Externet Posted December 5 Posted December 5 Would it be possible ? If there was an intention to make winter solstice for the northern hemisphere to coincide with December 31, would counting a few years of februarys with 29 or 30 days instead and substracting a day or two to other months for the same few years; then returning to 'normal' when done... Or that would result in the opposite shift direction ? I have a mental fart on it. Is there other hurdles I do not notice ?
swansont Posted December 5 Posted December 5 If you added a day, the subsequent solstices and equinoxes would happen a calendar day earlier. (something that should be happening Mar 1 shifts to Feb 29) If you added a day to one month but subtracted it to a later month, there’s no net effect afterwards. We do this with daylight saving. Noon has not moved over the years. You could simply not observe leap years for a while, but why?

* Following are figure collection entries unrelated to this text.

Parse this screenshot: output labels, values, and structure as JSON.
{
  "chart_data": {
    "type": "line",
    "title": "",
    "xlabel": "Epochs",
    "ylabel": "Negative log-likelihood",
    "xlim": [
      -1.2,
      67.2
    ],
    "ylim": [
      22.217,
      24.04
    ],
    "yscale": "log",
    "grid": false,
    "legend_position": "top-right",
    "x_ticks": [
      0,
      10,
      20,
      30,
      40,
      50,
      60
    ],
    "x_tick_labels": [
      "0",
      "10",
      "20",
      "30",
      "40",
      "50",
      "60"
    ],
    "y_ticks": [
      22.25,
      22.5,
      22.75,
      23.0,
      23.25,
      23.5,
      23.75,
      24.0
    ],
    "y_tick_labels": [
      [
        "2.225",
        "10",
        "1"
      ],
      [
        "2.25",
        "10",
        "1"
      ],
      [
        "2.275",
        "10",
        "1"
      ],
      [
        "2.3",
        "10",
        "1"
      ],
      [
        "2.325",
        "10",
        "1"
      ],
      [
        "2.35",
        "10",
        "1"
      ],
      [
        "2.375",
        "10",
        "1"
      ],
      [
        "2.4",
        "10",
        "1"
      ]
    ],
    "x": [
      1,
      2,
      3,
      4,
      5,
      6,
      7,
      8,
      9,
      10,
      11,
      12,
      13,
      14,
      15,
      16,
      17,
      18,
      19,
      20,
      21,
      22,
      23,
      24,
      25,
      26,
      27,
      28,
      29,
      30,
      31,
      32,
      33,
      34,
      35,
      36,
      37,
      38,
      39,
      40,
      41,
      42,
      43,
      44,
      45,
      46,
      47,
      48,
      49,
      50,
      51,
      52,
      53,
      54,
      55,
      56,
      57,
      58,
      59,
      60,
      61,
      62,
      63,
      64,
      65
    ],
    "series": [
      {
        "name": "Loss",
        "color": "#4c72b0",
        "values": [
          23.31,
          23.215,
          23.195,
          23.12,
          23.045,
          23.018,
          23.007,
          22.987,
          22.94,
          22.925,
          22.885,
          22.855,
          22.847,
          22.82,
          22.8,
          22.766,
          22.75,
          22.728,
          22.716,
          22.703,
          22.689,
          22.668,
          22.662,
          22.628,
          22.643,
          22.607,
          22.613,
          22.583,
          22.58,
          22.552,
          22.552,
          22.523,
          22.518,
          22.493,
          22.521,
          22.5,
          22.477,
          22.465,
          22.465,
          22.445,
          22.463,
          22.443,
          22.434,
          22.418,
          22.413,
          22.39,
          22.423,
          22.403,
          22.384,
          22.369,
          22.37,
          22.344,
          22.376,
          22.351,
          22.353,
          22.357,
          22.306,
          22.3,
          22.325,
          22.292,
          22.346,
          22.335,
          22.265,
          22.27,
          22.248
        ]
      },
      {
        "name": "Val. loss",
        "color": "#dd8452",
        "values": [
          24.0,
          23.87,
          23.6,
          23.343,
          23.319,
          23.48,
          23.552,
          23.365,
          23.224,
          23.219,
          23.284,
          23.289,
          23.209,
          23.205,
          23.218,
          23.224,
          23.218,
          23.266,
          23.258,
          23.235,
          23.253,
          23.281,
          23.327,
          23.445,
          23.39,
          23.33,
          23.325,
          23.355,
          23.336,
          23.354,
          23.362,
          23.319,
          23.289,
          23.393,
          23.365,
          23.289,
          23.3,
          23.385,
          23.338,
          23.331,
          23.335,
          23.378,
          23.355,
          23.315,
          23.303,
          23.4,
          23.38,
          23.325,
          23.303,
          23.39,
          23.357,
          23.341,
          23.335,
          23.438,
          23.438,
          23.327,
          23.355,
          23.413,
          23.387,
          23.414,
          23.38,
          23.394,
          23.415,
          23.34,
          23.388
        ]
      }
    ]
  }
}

Peterkin Posted December 5 Posted December 5 Or you could just mark a different day on the calendar, maybe for the summer one, as well, just to be fair. One day, either way, wouldn't matter so much as far as observance goes. But if you wanted to move it 10 days, you'd either have to end the year on December 21st, and move every other date up 10 places, or remake the calendar. Hardly seems worth the effort. And the religious wouldn't like it one bit - especially the Christians, who picked their saviour's birthday to correspond with their approximation of the solstice, and incidentally the pagan festival of Yule.
swansont Posted December 5 Posted December 5 2 hours ago, Peterkin said: Or you could just mark a different day on the calendar, maybe for the summer one, as well, just to be fair. One day, either way, wouldn't matter so much as far as observance goes. But if you wanted to move it 10 days, you'd either have to end the year on December 21st, and move every other date up 10 places, or remake the calendar. Hardly seems worth the effort. And the religious wouldn't like it one bit - especially the Christians, who picked their saviour's birthday to correspond with their approximation of the solstice, and incidentally the pagan festival of Yule. It’s happened before (adopting the Gregorian calendar), and lots of people didn’t like losing 10-11 days. That shift was caused by not having the solstices on the right days, so Easter wasn’t on the right day, and the Christians might object to mucking it up all over again
Peterkin Posted December 6 Posted December 6 There may be better calendars, but the one we have works well enough to go on with.